El aval de nuestro antiguos alumnos: Silvia

Silvia López Santana. Promoción 2006/2020.
Grado de Psicología en la Facultad de Psicología de la Universidad de Burdeos (Campus Victoire), Collège des Sciences de l’Homme. Actualmente en 1er año de Master en Neurociencias (Université de Bordeaux Sciences et Techniques, Bordeaux Neurocampus).

¿Cómo recuerdas tu paso por el LFIGC?

Recuerdo toda mi escolaridad con mucho cariño, y es algo por lo que doy gracias a mis padres cada día puesto que fueron ellos, a una edad a la que yo no podía decidir, los que decidieron inscribirme en este centro. Siempre me he sentido valorada y bien acompañada por los profesores, el equipo administrativo y las chicas del servicio de limpieza y cocina. Los sentía y los sigo sintiendo, tres años después de dejar el liceo, como una familia.
 
¿Cómo dirías que te ha ayudado el LFIGC en el desarrollo de tu carrera?

Sin duda lo que más valoro de mi educación son los idiomas. Y lo digo en plural porque, pese a que cuando yo entré al liceo solo era «Liceo Francés», y no «Internacional», el nivel de inglés que nos enseñaban las profesoras siempre fue muy alto. Hoy en día estudio en Francia, y el segundo año de máster se realizará en inglés, y siento que si no fuese por el liceo, jamás habría dado el paso de irme fuera de España porque no habría tenido la confianza suficiente con los idiomas. Además, nuestros profesores siempre nos animan a salir fuera de España para abrirnos puertas, lo cual me dio seguridad.
 
Y, a nivel personal, ¿cómo te ha marcado el LFIGC a la hora de formarte como persona, o incluso en tu manera de ver el mundo?
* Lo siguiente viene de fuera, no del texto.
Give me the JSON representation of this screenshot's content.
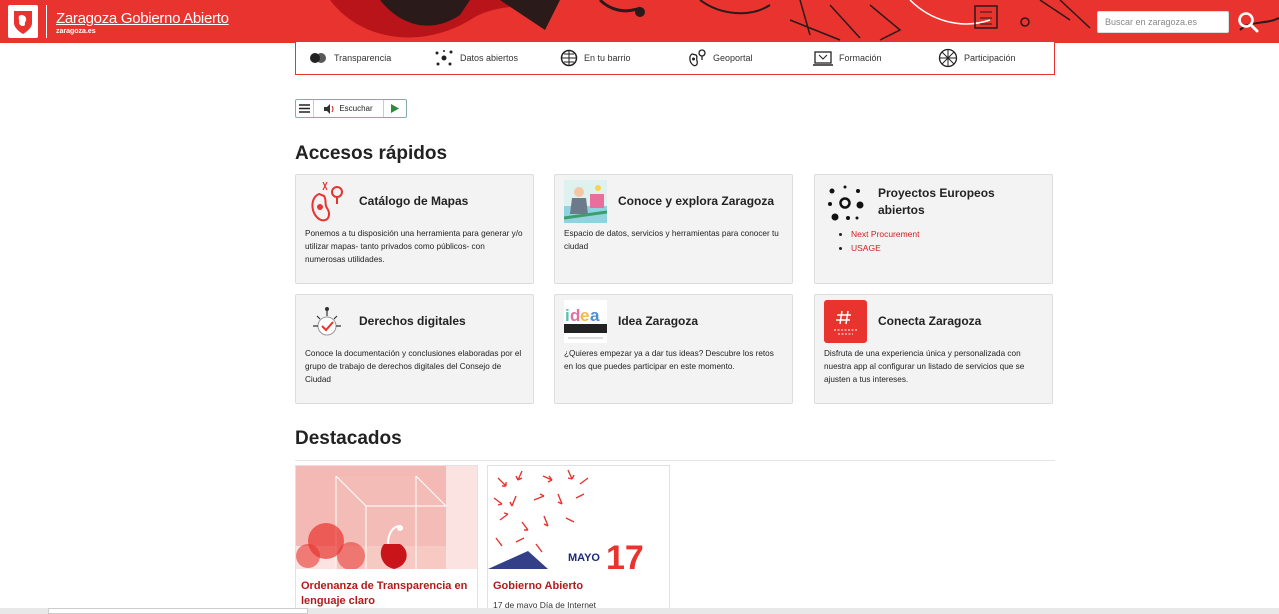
{
  "header": {
    "title": "Zaragoza Gobierno Abierto",
    "subtitle": "zaragoza.es",
    "search_placeholder": "Buscar en zaragoza.es"
  },
  "nav": {
    "items": [
      {
        "label": "Transparencia",
        "icon": "transparency-icon"
      },
      {
        "label": "Datos abiertos",
        "icon": "open-data-icon"
      },
      {
        "label": "En tu barrio",
        "icon": "neighborhood-icon"
      },
      {
        "label": "Geoportal",
        "icon": "geoportal-icon"
      },
      {
        "label": "Formación",
        "icon": "training-icon"
      },
      {
        "label": "Participación",
        "icon": "participation-icon"
      }
    ]
  },
  "listen": {
    "label": "Escuchar"
  },
  "quick_access": {
    "heading": "Accesos rápidos",
    "cards": [
      {
        "title": "Catálogo de Mapas",
        "icon": "map-pin-icon",
        "desc": "Ponemos a tu disposición una herramienta para generar y/o utilizar mapas- tanto privados como públicos- con numerosas utilidades."
      },
      {
        "title": "Conoce y explora Zaragoza",
        "icon": "explore-illustration-icon",
        "desc": "Espacio de datos, servicios y herramientas para conocer tu ciudad"
      },
      {
        "title": "Proyectos Europeos abiertos",
        "icon": "dots-network-icon",
        "links": [
          "Next Procurement",
          "USAGE"
        ]
      },
      {
        "title": "Derechos digitales",
        "icon": "digital-rights-icon",
        "desc": "Conoce la documentación y conclusiones elaboradas por el grupo de trabajo de derechos digitales del Consejo de Ciudad"
      },
      {
        "title": "Idea Zaragoza",
        "icon": "idea-zaragoza-logo-icon",
        "desc": "¿Quieres empezar ya a dar tus ideas? Descubre los retos en los que puedes participar en este momento."
      },
      {
        "title": "Conecta Zaragoza",
        "icon": "conecta-app-icon",
        "desc": "Disfruta de una experiencia única y personalizada con nuestra app al configurar un listado de servicios que se ajusten a tus intereses."
      }
    ]
  },
  "featured": {
    "heading": "Destacados",
    "items": [
      {
        "title": "Ordenanza de Transparencia en lenguaje claro",
        "date": ""
      },
      {
        "title": "Gobierno Abierto",
        "date": "17 de mayo Día de Internet",
        "badge_month": "MAYO",
        "badge_day": "17"
      }
    ]
  },
  "colors": {
    "brand": "#e8332e",
    "link": "#d21e1e"
  }
}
En el liceo hice muy buenos amigos que sigo conservando actualmente. Muchos éramos canarios, pero también había mucha gente que venía de otros lugares de España o del mundo, y en cierta forma eso hace que la Tierra parezca más pequeña, hace que parezca que todo está más cerca, que todo es relativo, y que todo da menos miedo. Por lo tanto, creo que el liceo me ha permitido ver la realidad de esa manera: con una perspectiva más global y con menos miedo a explorar.
 
¿Mantienes contactos de tu etapa del LFIGC, o sigues al tanto del centro?

Mantengo el contacto con gran parte del personal, y cuando la organización de mis vacaciones me lo ha permitido, he pasado por el colegio para visitarlo. Siempre es una placer y da mucha nostalgia pasar por allí. Y por supuesto, mantengo el contacto con la mayoría de los amigos que hice allí.
 
¿Por qué recomendarías el LFIGC a las familias para escoger el centro a la hora de educar a sus hijos?

Como he dicho, me siento muy afortunada por haber estudiado en el liceo y siento que fue una muy buena decisión por parte de mis padres. Los idiomas abren una gran puerta en el ámbito social, académico y profesional. Además, el sistema educativo francés es muy dinámico y se construye alrededor de la práctica, lo cual permite aplicar el conocimiento para así convertirlo más rápido en saber (eso lo aprendí en Psicología. Y finalmente, creo que el hecho de tener clases más pequeñas que en otros centros permite un acompañamiento más personalizado. Sinceramente, para mí son todo ventajas.